Personal information
- Full name: Pietro Magni
- Date of birth: 20 March 1919
- Place of birth: Bobbiate, Italy
- Date of death: 24 September 1992 (aged 73)
- Place of death: Bobbiate, Italy
- Position: Utility player

Senior career*
- Years: Team / Apps / (Gls)
- 1937–1940: Varese / 53 / (9)
- 1940–1942: Liguria / 45 / (12)
- 1942–1948: Juventus / 106 / (27)
- 1948–1949: Lucchese / 35 / (1)
- 1949–1951: Genoa / 38 / (1)
- 1951–1953: Lecce / 14 / (1)
- 1953–1954: Cesena / 16 / (1)
- Total:  / 307 / (52)

Managerial career
- 1952–1953: Lecce
- 1953–1954: Cesena
- 1958–1962: Pro Patria
- 1962–1963: Bari
- 1965–1966: Varese
- 1966–1967: Pavia
- 1969: Salernitana

= Pietro Magni (footballer) =

Italian footballer and manager

Pietro Magni (20 March 1919 – 24 September 1992) was an Italian football player and manager. As a player, Magni made 193 appearances in Serie A, the highest level of Italian football, and was capable of playing in several positions, although he primarily played as a central defensive midfielder.
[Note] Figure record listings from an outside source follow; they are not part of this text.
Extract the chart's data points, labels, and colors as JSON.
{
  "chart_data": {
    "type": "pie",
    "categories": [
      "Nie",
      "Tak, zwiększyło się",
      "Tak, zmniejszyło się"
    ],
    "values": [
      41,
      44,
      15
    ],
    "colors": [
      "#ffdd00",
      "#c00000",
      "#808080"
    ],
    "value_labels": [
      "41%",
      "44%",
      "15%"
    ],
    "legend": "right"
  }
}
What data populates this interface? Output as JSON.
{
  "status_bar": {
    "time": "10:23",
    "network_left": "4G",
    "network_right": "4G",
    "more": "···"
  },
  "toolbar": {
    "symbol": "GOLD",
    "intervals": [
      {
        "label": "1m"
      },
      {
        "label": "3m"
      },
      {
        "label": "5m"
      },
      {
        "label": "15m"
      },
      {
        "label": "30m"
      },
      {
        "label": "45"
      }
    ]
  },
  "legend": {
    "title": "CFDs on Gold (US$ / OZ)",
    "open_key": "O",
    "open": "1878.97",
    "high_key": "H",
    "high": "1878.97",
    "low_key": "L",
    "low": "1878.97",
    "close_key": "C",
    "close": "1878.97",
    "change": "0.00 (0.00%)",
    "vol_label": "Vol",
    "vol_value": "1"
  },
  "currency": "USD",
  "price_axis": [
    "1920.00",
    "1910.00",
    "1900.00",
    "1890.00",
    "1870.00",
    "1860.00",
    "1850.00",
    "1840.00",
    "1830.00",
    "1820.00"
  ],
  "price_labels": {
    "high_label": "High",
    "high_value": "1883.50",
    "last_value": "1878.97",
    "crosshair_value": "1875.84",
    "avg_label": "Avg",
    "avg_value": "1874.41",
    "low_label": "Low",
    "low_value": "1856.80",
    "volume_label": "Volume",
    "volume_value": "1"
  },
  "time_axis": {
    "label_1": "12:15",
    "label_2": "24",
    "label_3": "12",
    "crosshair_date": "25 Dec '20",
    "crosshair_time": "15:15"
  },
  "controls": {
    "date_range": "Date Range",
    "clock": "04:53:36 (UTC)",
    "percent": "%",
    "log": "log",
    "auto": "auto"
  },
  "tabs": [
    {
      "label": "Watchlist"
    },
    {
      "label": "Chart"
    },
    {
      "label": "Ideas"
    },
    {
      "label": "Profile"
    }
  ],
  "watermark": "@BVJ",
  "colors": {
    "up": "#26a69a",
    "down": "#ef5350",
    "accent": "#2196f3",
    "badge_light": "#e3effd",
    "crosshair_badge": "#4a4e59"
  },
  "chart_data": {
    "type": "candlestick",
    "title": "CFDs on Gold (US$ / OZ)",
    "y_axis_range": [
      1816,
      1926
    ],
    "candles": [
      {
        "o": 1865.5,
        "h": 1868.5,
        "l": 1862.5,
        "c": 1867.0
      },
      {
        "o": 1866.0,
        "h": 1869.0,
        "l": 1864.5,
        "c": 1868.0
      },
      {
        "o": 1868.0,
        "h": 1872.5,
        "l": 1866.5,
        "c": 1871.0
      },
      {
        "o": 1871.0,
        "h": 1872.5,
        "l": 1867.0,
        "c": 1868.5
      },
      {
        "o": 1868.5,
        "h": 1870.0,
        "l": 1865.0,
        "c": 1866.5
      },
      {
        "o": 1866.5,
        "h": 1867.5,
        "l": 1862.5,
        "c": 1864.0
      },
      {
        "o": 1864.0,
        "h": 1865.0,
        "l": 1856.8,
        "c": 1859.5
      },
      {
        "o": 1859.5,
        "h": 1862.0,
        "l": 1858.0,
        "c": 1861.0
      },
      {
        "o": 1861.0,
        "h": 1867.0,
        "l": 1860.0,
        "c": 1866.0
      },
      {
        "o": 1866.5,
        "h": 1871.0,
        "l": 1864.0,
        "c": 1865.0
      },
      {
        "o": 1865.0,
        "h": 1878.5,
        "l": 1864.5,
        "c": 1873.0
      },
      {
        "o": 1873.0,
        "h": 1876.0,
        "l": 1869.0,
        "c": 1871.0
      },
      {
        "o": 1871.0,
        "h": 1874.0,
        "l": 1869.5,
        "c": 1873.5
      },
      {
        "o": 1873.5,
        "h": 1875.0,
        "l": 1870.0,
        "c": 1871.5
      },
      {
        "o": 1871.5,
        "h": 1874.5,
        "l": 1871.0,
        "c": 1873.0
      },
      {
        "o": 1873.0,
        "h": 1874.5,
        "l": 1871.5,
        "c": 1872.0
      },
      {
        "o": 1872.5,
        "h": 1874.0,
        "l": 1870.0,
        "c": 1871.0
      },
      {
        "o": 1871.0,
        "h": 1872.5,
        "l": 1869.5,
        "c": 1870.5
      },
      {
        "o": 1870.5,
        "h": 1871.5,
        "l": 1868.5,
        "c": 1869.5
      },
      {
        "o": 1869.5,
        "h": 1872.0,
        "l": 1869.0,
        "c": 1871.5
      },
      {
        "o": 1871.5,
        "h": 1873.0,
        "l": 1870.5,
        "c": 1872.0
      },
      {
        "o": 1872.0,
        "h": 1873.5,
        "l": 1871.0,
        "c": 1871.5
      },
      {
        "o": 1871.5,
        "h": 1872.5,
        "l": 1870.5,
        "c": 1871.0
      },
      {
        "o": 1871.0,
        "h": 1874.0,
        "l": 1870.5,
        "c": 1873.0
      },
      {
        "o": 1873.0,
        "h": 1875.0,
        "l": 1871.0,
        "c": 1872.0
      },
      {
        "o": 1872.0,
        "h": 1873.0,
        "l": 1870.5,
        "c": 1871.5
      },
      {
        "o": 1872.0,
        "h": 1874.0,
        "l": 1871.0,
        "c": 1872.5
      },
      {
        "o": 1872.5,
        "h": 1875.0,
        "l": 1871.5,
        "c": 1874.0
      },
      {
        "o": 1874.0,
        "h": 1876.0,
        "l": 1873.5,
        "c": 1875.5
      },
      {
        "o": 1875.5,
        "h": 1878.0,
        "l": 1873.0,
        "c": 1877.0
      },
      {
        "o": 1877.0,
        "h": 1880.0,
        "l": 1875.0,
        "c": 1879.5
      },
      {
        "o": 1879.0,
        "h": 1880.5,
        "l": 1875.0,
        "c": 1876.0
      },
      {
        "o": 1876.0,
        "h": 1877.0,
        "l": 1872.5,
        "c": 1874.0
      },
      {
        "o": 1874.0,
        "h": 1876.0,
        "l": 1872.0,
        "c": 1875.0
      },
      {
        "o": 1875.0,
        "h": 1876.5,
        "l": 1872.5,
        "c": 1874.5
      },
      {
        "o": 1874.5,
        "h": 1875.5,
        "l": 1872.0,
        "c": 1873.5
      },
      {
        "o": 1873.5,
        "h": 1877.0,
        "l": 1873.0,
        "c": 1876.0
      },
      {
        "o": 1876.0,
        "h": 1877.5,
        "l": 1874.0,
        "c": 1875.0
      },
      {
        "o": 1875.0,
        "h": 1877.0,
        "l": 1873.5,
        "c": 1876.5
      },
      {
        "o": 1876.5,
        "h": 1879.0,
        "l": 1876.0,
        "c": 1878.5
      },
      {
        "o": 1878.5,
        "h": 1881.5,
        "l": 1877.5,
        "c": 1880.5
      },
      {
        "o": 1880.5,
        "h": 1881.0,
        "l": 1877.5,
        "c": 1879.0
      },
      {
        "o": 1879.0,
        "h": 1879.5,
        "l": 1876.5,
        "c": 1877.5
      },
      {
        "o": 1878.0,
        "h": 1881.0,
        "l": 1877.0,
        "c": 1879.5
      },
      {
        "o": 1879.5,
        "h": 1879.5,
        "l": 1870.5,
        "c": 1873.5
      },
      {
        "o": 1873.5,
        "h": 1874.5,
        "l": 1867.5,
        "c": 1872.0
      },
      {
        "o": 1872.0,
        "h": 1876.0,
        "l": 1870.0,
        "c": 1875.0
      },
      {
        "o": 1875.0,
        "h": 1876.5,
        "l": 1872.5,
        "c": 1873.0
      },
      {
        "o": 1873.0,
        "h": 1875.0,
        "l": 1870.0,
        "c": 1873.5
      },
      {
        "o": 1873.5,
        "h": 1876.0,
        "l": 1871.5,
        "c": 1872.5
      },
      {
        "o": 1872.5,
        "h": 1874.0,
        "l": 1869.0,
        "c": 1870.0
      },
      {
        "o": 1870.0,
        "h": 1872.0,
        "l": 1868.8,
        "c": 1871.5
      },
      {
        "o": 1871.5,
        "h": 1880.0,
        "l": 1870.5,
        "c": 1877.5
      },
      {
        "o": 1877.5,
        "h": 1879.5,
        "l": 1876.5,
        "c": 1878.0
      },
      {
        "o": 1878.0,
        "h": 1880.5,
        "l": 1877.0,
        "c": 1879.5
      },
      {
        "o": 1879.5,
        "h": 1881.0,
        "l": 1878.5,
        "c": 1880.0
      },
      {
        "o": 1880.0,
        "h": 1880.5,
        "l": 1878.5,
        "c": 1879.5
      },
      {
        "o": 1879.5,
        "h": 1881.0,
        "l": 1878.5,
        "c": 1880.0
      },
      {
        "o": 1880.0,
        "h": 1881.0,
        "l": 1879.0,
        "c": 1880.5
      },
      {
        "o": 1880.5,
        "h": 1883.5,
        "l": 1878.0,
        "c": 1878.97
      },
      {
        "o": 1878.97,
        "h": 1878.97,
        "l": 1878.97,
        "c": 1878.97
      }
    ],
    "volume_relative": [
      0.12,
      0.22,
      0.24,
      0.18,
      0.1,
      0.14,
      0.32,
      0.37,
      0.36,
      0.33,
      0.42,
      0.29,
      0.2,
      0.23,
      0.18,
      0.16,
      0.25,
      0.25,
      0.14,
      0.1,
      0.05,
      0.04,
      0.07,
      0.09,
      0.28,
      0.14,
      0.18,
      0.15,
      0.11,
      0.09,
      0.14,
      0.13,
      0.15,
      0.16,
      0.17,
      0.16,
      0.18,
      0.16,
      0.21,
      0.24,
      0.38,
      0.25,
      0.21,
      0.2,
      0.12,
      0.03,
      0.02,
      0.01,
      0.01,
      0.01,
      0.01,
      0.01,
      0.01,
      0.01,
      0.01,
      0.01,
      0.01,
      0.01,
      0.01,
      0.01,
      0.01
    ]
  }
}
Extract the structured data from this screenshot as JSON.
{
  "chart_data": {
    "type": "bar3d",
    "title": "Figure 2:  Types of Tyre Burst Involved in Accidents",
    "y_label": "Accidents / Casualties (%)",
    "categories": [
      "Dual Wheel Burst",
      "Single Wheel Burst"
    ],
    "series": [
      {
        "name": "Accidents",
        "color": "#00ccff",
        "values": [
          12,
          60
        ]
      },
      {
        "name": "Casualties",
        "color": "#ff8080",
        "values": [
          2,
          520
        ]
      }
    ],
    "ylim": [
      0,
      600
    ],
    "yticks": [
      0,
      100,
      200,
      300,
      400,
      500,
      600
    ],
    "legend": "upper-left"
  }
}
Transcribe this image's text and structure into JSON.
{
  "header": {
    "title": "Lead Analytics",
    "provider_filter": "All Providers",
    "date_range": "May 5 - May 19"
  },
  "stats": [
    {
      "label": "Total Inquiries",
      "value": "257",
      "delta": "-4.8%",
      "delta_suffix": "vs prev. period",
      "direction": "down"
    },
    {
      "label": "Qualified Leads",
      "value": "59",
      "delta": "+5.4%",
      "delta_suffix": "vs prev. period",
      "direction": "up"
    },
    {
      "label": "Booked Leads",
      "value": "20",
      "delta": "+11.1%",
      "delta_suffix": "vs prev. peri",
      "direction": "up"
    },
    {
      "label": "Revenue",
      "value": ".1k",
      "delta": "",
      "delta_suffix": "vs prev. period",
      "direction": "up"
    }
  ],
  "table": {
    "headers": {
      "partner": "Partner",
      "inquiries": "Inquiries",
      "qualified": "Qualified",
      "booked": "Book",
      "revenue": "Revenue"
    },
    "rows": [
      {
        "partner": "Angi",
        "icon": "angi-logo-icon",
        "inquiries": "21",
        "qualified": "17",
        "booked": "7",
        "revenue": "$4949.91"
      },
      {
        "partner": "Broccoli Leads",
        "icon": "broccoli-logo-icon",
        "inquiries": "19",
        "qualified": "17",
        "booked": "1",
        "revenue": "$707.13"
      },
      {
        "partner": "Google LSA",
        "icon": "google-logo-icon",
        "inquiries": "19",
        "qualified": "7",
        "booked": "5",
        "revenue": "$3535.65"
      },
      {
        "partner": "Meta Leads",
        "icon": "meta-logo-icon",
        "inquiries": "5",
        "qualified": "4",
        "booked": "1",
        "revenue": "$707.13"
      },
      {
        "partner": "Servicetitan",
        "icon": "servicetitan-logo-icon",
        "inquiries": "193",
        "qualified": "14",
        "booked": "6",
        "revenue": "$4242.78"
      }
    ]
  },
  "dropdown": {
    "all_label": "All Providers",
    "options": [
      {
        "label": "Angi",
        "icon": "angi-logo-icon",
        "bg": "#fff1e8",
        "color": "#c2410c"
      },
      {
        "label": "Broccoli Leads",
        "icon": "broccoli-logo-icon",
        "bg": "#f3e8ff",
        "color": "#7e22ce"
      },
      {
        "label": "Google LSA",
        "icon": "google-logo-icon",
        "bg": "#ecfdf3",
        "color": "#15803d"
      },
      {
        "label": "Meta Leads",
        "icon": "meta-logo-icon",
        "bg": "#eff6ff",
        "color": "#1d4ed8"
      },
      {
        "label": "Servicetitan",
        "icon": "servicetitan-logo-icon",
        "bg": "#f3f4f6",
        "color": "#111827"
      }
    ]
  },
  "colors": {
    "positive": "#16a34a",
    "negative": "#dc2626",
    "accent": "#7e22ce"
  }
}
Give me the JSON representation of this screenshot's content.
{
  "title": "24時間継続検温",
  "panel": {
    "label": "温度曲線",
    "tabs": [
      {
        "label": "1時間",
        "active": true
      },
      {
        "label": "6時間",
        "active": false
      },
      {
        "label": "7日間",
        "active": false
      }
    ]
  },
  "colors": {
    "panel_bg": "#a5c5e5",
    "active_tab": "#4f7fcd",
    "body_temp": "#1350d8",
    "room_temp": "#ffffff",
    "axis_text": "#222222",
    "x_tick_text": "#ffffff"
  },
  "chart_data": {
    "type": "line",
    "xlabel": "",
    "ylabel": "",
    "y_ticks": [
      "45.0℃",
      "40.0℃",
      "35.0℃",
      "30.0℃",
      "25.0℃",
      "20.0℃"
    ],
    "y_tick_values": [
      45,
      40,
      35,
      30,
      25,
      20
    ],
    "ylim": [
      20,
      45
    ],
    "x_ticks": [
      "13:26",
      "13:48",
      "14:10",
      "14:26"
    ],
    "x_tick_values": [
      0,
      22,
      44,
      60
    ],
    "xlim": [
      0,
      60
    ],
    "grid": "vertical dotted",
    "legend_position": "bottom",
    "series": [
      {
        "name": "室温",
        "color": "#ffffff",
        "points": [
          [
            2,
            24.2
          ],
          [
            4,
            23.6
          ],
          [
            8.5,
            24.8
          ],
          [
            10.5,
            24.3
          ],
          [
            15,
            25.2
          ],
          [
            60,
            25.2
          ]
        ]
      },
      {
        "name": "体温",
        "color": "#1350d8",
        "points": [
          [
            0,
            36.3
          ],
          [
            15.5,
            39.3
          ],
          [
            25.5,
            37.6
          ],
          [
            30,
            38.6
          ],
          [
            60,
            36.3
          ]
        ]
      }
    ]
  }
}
During a career spanning 14 years, he played for Varese, Liguria, Juventus, Lucchese, Genoa, Lecce and Cesena. It was in his second season with Lecce that Magni began his management career. He became player-manager and continued in that role at Cesena. Having retired from playing, Magni went on to manage Pro Patria, Bari, Varese, Pavia and Salernitana.

==Career==
Magni began his career with Varese in 1937 and made 53 appearances in Serie C over the next three years, scoring nine goals. He joined Serie B club Liguria in 1940 – who would later become Sampdoria – and helped the club win promotion to Serie A in his first season, scoring 11 goals in 31 games. Having scored 12 times in 45 games for Liguria, Magni was transferred to Juventus in 1942. He scored ten league goals in his first season with Juventus, including four in one match – a 6–2 win against Triestina. He spent six years with the club, but only took part in four league campaigns due to the Second World War, which cancelled competitive football in Italy for two years. Magni scored 27 goals in 106 games for Juventus.

Having left Juventus in 1948, he spent a year with Lucchese and then another with Genoa – amassing 73 more appearances in Serie A. Magni dropped down to Serie C in 1951 to join Lecce, where he began his managerial career. Having made ten appearances in his first season with the club, he was appointed as player-manager for the 1952–53 campaign. Lecce narrowly avoided relegation to Serie D – Magni played in four matches – and he left the club in 1953. He finished his playing career with Cesena, where he also served as player-manager, and appeared in Serie D for the first time, scoring once in 16 appearances. Magni left Cesena in 1954 and did not manage again for another four years.

Magni returned to management in 1958 with Serie C side Pro Patria and the club won promotion to Serie B in the 1959–60 season under his stewardship. Having guided them to top-half finishes in Serie B over the next two years, Magni joined Bari in 1962. The club won promotion to Serie A during his first season in charge. Magni left the club in 1963 and spent the next two years away from management. He returned to Varese in 1965, who were now a Serie A club. The club finished bottom of the table during the 1965–66 season and were relegated. He joined Pavia in 1966 and managed them for a season before spending another two years away from the job. He finished his managerial career with a brief stint at Serie C side Salernitana in 1969.